By Maximilian Clarke

The UK’s monthly trade deficit has narrowed to its lowest level since 2003 in December as a healthy surplus in services exports and lower imports offset a marginal drop in goods exports.

Exports to the UK’s biggest market- the US- declined by £47 million whilst exports to France swelled by £267m. Imports from the UK chief trading partners all dipped slightly.

“The UK’s trade data show that some sectors are continuing to benefit from strong export demand, particularly in non-EU markets," commented Lee Hopley, Chief Economist at EEF, the manufacturers' organisation.

"Overall goods exports reached a record level at the end of last year, making some headway into the overall trade deficit and pointing to encouraging signs of rebalancing across the economy. It is critical this trend continues through 2012, given the reliance on net trade and investment to drive GDP growth this year.”
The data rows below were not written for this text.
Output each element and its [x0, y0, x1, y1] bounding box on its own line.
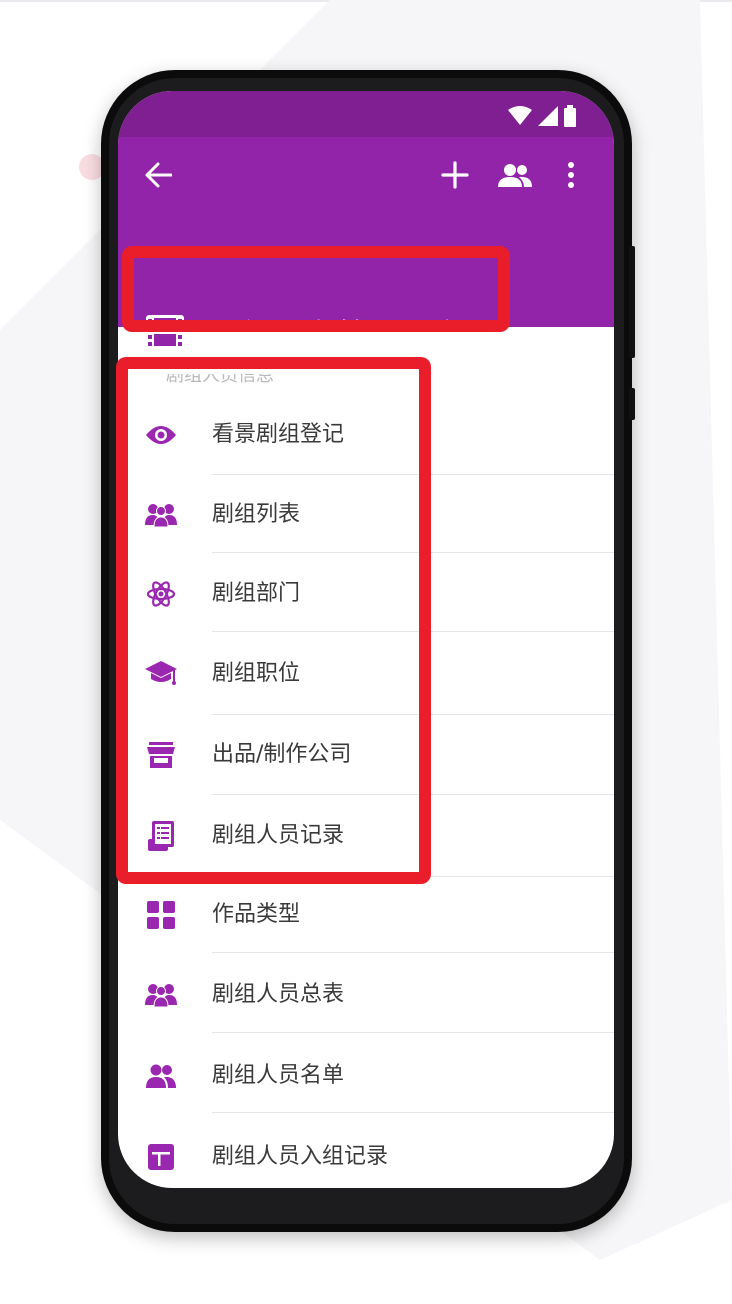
power-button: [629, 388, 635, 420]
people-icon: [146, 1064, 176, 1088]
more-button[interactable]: [556, 155, 586, 195]
menu-highlight-box: [116, 357, 431, 884]
divider: [212, 1032, 614, 1033]
more-vert-icon: [568, 162, 574, 188]
plus-icon: [441, 161, 469, 189]
group-icon: [145, 984, 177, 1007]
volume-button: [629, 246, 635, 358]
divider: [212, 1112, 614, 1113]
divider: [212, 952, 614, 953]
menu-item-label: 剧组人员名单: [212, 1063, 345, 1088]
calendar-icon: [148, 1144, 174, 1170]
menu-item-crew-roster[interactable]: 剧组人员名单: [118, 1036, 614, 1116]
arrow-left-icon: [145, 162, 172, 188]
back-button[interactable]: [138, 155, 178, 195]
people-icon: [498, 164, 532, 187]
grid-icon: [147, 901, 175, 929]
menu-item-work-types[interactable]: 作品类型: [118, 875, 614, 955]
status-bar: [118, 91, 614, 137]
group-button[interactable]: [494, 155, 536, 195]
title-highlight-box: [122, 246, 510, 332]
menu-item-label: 作品类型: [212, 902, 301, 927]
battery-icon: [564, 105, 576, 127]
wifi-icon: [508, 106, 532, 125]
add-button[interactable]: [435, 155, 475, 195]
signal-icon: [538, 106, 558, 126]
menu-item-label: 剧组人员总表: [212, 982, 345, 1007]
menu-item-label: 剧组人员入组记录: [212, 1144, 389, 1169]
menu-item-crew-join-records[interactable]: 剧组人员入组记录: [118, 1117, 614, 1188]
menu-item-crew-summary[interactable]: 剧组人员总表: [118, 955, 614, 1035]
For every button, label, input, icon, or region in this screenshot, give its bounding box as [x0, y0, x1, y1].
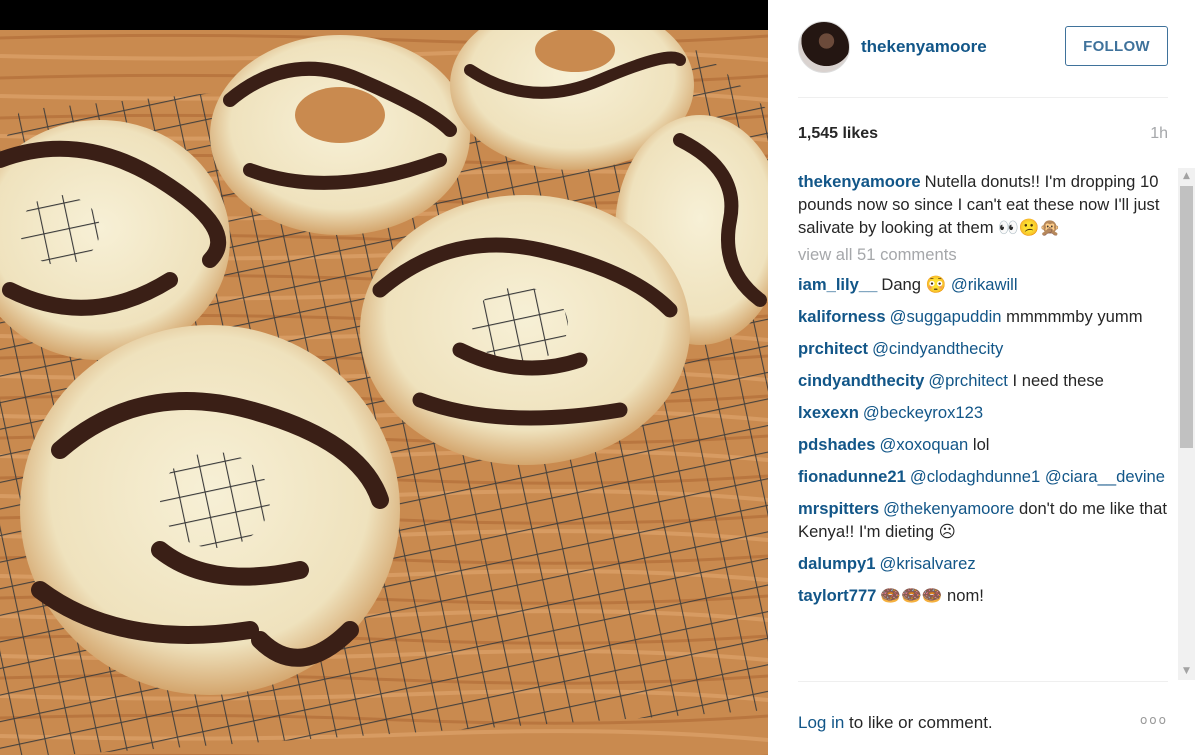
comments-scrollbar[interactable]: ▲ ▼: [1178, 168, 1195, 680]
comment-mention[interactable]: @thekenyamoore: [883, 499, 1014, 518]
comment-username[interactable]: prchitect: [798, 339, 868, 358]
comment-text: mmmmmby yumm: [1001, 307, 1143, 326]
scroll-up-icon[interactable]: ▲: [1178, 168, 1195, 185]
comment-text: Dang 😳: [881, 275, 951, 294]
footer-divider: [798, 681, 1168, 682]
comment-username[interactable]: pdshades: [798, 435, 875, 454]
comment-mention[interactable]: @clodaghdunne1: [910, 467, 1040, 486]
comment-item: pdshades @xoxoquan lol: [798, 433, 1172, 456]
comment-mention[interactable]: @prchitect: [928, 371, 1008, 390]
comment-username[interactable]: dalumpy1: [798, 554, 875, 573]
timestamp[interactable]: 1h: [1150, 125, 1168, 143]
comment-text: 🍩🍩🍩 nom!: [880, 586, 984, 605]
donuts-photo: [0, 30, 768, 755]
comment-mention[interactable]: @suggapuddin: [890, 307, 1002, 326]
comment-text: lol: [968, 435, 990, 454]
comment-item: cindyandthecity @prchitect I need these: [798, 369, 1172, 392]
author-username[interactable]: thekenyamoore: [861, 37, 987, 57]
comment-mention[interactable]: @krisalvarez: [879, 554, 975, 573]
comment-mention[interactable]: @cindyandthecity: [872, 339, 1003, 358]
comment-username[interactable]: taylort777: [798, 586, 876, 605]
login-link[interactable]: Log in: [798, 713, 844, 732]
more-options-icon[interactable]: ooo: [1140, 713, 1168, 727]
login-prompt: to like or comment.: [844, 713, 993, 732]
comment-username[interactable]: mrspitters: [798, 499, 879, 518]
likes-count[interactable]: 1,545 likes: [798, 125, 878, 143]
post-photo[interactable]: [0, 0, 768, 755]
scroll-thumb[interactable]: [1180, 186, 1193, 448]
scroll-down-icon[interactable]: ▼: [1178, 663, 1195, 680]
comment-username[interactable]: cindyandthecity: [798, 371, 924, 390]
comment-item: dalumpy1 @krisalvarez: [798, 552, 1172, 575]
header-divider: [798, 97, 1168, 98]
comment-mention[interactable]: @beckeyrox123: [863, 403, 983, 422]
post-footer: Log in to like or comment. ooo: [798, 713, 1168, 737]
comment-username[interactable]: kaliforness: [798, 307, 886, 326]
caption-username[interactable]: thekenyamoore: [798, 172, 921, 191]
comments-list: thekenyamoore Nutella donuts!! I'm droppi…: [798, 170, 1178, 607]
view-all-comments-row: view all 51 comments: [798, 245, 1172, 265]
comment-item: kaliforness @suggapuddin mmmmmby yumm: [798, 305, 1172, 328]
comment-item: taylort777 🍩🍩🍩 nom!: [798, 584, 1172, 607]
comment-item: fionadunne21 @clodaghdunne1 @ciara__devin…: [798, 465, 1172, 488]
comment-item: mrspitters @thekenyamoore don't do me lik…: [798, 497, 1172, 543]
comment-mention[interactable]: @xoxoquan: [879, 435, 968, 454]
post-side-panel: thekenyamoore FOLLOW 1,545 likes 1h thek…: [768, 0, 1200, 755]
comment-username[interactable]: iam_lily__: [798, 275, 877, 294]
view-all-comments-link[interactable]: view all 51 comments: [798, 245, 1172, 265]
comment-username[interactable]: lxexexn: [798, 403, 859, 422]
post-header: thekenyamoore FOLLOW: [798, 21, 1168, 73]
avatar[interactable]: [798, 21, 850, 73]
comment-mention[interactable]: @ciara__devine: [1045, 467, 1165, 486]
post-stats: 1,545 likes 1h: [798, 125, 1168, 145]
comment-username[interactable]: fionadunne21: [798, 467, 906, 486]
follow-button[interactable]: FOLLOW: [1065, 26, 1168, 66]
comments-section[interactable]: thekenyamoore Nutella donuts!! I'm droppi…: [798, 170, 1178, 680]
comment-item: iam_lily__ Dang 😳 @rikawill: [798, 273, 1172, 296]
comment-item: lxexexn @beckeyrox123: [798, 401, 1172, 424]
caption: thekenyamoore Nutella donuts!! I'm droppi…: [798, 170, 1172, 239]
comment-text: I need these: [1007, 371, 1104, 390]
comment-mention[interactable]: @rikawill: [951, 275, 1018, 294]
comment-item: prchitect @cindyandthecity: [798, 337, 1172, 360]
A reduction in input and output price inflations has seen the price of the UK’s exports decline steadily since September, boosting their competitiveness at a time of macroeconomic uncertainty across the eurozone.

The oil trade deficit narrowed to a £0.6bn low on account of the warm weather at the end of 2011. The recent cold snap will likely see this deficit widen beyond November’s £1.5bn gap.

Services exports narrowed marginally though remain in surplus of £6bn.